Photosynthetic electron transfer using fullerenes as novel acceptors Original Research Article

A variety of porphyrin-linked C60 dyads and triads have been designed and synthesized to elucidate the special properties of fullerenes in electron transfer (ET). C60 or naphthalenediimide with comparable reduction potentials was linked to a porphyrin with similar spacers. Accelerated photoinduced charge separation (CS) was observed in the former compared with the latter by picosecond fluorescence lifetime measurements. It may be explained by the small reorganization energy (λ) in C60 compared with that in conventional planar aromatic acceptors, as we have already proposed.

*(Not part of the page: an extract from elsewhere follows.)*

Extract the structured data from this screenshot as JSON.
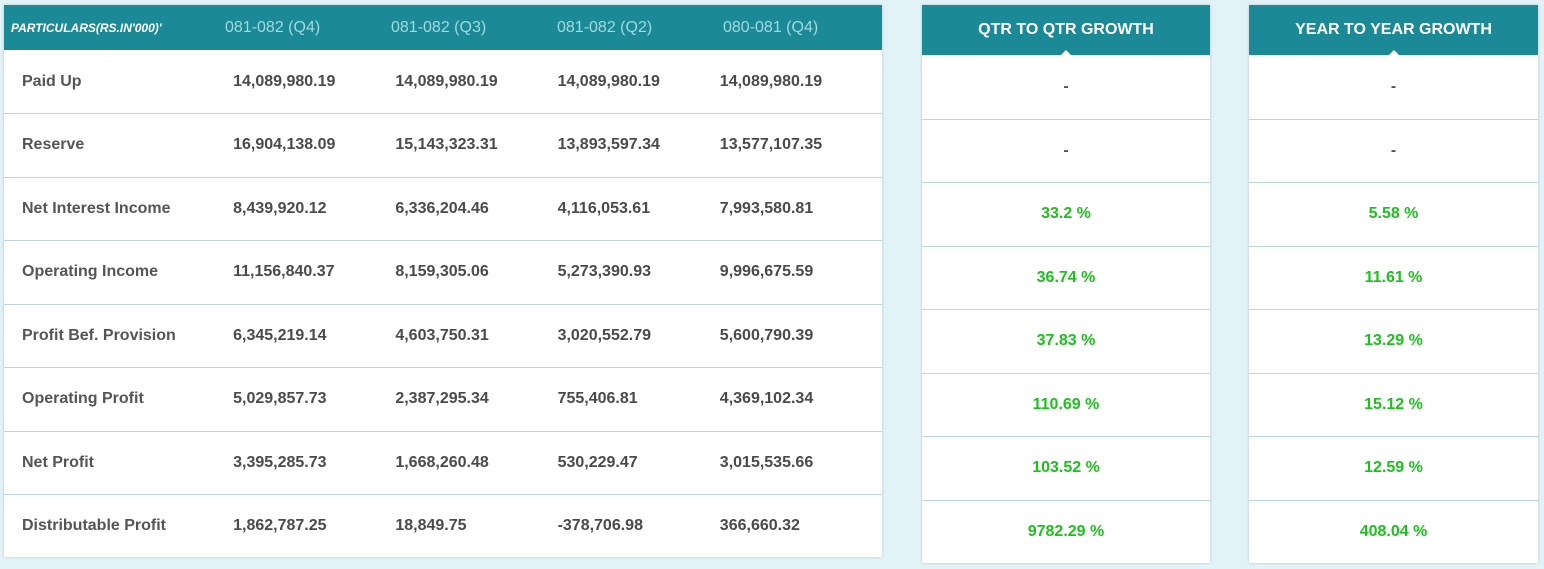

Porphyrin–pyromellitimide–C60 triads have been prepared to mimic photosynthetic ET. Based on the fluorescence quenching experiments, it was concluded that the C60 moiety accelerates the initial ET process via through-bond or enhances the direct through-space ET from the excited singlet state of the porphyrin. To optimize CS in triad models, a ferrocene–porphyrin–C60 triad has been synthesized. The triad produced a long-lived, charge-separated state with a high quantum yield, compared with the previously reported similar conventional triads. These results clearly show that a combination of multistep ET strategy with small reorganization energies of fullerenes is a promising methodology toward the construction of a solar energy conversion system.